I put on my handmade Arai helmet and when I shut the dark and slightly illegal tinted visor, it is as if I’ve shut off the outside world. I feel calm surging over me. There’s emptiness and solitude in the helmet. Your own little carbonified bubble. While you’re more exposed to the elements, and in a way more connected with nature on a bike than you would ever be in a car, for me at least, I find it also refreshingly detaching.

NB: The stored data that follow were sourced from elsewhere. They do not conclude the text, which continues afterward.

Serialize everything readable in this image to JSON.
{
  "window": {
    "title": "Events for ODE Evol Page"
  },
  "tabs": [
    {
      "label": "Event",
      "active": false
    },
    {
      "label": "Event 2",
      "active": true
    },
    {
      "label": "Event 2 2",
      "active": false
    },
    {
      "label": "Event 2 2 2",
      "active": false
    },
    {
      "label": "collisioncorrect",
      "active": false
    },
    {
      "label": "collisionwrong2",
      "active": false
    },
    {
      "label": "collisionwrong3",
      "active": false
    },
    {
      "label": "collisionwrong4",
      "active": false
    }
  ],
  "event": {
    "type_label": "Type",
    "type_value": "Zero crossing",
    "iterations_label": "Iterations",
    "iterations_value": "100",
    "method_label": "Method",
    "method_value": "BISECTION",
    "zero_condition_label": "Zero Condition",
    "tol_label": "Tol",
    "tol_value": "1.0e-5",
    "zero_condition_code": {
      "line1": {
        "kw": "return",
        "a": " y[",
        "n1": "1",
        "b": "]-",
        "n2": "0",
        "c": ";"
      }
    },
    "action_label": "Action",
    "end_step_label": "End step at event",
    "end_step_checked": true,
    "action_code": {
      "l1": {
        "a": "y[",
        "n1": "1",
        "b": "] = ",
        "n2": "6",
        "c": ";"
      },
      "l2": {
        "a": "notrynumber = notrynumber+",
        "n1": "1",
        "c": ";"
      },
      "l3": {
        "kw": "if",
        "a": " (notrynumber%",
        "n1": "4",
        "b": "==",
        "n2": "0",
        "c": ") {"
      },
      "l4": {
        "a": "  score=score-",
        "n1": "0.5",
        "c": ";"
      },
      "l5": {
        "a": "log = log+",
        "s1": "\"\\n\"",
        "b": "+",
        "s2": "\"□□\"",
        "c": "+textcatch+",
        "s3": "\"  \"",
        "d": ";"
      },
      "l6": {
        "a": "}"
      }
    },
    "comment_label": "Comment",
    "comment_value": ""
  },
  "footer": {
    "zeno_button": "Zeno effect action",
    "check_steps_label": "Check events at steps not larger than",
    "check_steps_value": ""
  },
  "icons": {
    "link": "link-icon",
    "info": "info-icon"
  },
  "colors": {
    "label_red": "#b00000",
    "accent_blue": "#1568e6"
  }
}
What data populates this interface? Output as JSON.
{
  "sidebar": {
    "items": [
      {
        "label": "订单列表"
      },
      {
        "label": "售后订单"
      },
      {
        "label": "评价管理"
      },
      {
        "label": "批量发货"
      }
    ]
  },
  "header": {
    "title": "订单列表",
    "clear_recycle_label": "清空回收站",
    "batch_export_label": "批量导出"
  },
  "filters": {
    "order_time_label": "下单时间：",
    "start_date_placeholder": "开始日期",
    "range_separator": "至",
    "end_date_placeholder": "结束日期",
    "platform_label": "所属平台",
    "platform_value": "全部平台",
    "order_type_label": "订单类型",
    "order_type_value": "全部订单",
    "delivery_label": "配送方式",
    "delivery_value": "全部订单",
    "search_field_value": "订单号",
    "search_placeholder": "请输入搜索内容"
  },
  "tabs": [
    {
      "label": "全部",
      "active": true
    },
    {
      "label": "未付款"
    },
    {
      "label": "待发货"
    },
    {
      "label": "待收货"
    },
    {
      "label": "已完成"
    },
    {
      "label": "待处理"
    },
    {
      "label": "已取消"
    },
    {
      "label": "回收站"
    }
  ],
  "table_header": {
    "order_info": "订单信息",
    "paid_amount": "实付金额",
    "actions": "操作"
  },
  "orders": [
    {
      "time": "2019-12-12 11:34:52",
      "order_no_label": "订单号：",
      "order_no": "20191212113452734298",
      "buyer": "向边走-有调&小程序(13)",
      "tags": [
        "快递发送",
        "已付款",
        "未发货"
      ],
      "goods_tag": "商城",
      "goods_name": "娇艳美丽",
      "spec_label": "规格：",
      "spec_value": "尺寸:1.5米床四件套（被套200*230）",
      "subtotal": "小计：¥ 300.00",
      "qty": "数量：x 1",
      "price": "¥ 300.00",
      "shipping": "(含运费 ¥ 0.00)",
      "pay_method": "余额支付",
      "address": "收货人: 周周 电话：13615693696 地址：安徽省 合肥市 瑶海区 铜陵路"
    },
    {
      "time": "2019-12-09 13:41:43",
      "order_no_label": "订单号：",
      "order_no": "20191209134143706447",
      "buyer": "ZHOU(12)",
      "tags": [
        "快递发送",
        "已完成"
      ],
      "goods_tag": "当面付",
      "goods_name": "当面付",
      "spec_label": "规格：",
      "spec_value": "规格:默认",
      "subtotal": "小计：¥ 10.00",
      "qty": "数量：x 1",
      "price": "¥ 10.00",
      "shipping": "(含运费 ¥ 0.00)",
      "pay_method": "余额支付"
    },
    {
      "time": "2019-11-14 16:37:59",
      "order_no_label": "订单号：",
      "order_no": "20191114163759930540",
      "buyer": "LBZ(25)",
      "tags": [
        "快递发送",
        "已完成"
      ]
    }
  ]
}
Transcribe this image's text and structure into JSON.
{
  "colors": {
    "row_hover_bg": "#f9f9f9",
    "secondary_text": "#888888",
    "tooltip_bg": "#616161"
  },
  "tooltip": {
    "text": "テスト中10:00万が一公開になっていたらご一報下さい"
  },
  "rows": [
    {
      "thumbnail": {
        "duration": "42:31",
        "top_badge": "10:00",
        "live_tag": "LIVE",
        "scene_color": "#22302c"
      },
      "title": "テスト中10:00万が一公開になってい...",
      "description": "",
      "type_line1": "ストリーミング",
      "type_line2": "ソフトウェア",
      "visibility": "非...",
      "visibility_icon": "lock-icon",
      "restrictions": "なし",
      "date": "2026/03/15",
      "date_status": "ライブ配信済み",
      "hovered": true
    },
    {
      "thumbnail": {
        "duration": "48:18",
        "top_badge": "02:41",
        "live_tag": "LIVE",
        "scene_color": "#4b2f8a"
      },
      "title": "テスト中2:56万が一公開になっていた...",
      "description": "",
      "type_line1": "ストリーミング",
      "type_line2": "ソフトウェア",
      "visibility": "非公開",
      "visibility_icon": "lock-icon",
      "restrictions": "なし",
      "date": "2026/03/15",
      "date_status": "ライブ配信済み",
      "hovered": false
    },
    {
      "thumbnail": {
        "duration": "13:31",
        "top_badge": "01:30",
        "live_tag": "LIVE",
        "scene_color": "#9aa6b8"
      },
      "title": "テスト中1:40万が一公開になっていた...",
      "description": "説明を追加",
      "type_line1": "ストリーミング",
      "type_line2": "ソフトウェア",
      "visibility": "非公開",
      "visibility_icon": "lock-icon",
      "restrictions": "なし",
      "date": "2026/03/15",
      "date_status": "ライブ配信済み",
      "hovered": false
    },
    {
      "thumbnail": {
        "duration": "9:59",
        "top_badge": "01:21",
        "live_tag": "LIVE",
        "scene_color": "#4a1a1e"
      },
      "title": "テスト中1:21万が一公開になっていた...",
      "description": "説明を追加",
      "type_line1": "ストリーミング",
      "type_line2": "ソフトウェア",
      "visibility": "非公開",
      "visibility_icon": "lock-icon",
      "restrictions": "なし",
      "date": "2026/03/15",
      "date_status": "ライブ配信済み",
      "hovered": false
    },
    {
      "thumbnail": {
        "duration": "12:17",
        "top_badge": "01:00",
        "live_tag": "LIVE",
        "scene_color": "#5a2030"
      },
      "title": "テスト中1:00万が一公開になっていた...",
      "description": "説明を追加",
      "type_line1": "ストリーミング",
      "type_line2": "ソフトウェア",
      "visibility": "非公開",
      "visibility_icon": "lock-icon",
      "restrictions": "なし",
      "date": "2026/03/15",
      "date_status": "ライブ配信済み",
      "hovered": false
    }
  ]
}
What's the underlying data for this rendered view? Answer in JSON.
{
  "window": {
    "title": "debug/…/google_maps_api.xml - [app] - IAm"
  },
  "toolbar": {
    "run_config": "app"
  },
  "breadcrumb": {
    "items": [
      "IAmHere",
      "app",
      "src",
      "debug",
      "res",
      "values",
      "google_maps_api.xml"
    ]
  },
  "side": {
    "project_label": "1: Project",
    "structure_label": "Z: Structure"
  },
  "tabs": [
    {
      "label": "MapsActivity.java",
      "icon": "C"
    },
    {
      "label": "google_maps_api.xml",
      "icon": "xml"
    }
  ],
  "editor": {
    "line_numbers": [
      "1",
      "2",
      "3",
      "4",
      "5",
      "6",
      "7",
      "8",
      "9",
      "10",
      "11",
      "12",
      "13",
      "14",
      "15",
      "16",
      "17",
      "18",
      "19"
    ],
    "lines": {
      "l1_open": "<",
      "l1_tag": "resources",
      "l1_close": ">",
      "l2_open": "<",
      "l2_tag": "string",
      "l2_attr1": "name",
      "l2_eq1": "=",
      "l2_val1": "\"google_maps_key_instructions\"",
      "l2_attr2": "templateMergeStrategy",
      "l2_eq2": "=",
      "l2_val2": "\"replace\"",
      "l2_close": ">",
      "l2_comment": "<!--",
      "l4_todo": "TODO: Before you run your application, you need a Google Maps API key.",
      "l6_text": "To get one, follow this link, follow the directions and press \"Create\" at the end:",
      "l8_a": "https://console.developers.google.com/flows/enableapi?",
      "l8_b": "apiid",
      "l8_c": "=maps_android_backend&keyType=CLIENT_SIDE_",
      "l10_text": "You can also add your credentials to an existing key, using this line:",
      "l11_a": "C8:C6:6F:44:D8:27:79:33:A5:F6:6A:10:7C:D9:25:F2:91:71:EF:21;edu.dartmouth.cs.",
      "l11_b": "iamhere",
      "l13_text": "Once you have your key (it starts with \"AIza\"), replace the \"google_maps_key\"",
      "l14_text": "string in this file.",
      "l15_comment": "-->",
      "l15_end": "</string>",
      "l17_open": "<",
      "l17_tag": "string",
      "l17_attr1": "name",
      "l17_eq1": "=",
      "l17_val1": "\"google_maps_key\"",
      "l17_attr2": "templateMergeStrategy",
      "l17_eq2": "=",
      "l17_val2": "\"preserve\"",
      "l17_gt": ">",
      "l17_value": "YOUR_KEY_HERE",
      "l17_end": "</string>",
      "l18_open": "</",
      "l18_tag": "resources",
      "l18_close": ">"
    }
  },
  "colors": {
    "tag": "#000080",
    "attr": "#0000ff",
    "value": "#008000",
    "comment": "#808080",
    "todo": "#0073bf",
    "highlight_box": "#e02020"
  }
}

I put on my handmade Arai helmet and when I shut the dark and slightly illegal tinted visor, it is as if I’ve shut off the outside world
Because there is an identity-depriving element. As I pass you by, you won’t have any idea of who I am, what I do for a living, what my political views and aspirations are, my religion or the color of my skin. You don’t particularly have any educated hypothesis on how I dress, talk, act or think. You can’t have any opinion on any of that, because all you see is a man on a motorcycle. That’s all that I am in the moment. And in today’s polarized, highly opiniated, quick-to-judge bottomless world, at least for a moment or two, that’s all that I wish to be.
So why do I ride? To stay sane in an insane world. To gain strength when I need it most. To keep going when it’s easy to quit. To reflect. To meditate. And sometimes, just sometimes… for the childish giggles and “vroom vroom” noises.
I hope you have something in your life like I have this. If not, try to find your “vroom” and your inner peace so that you’re not forever at war. Because otherwise who knows, you might do something as idiotic as buying a motorcycle all of a sudden.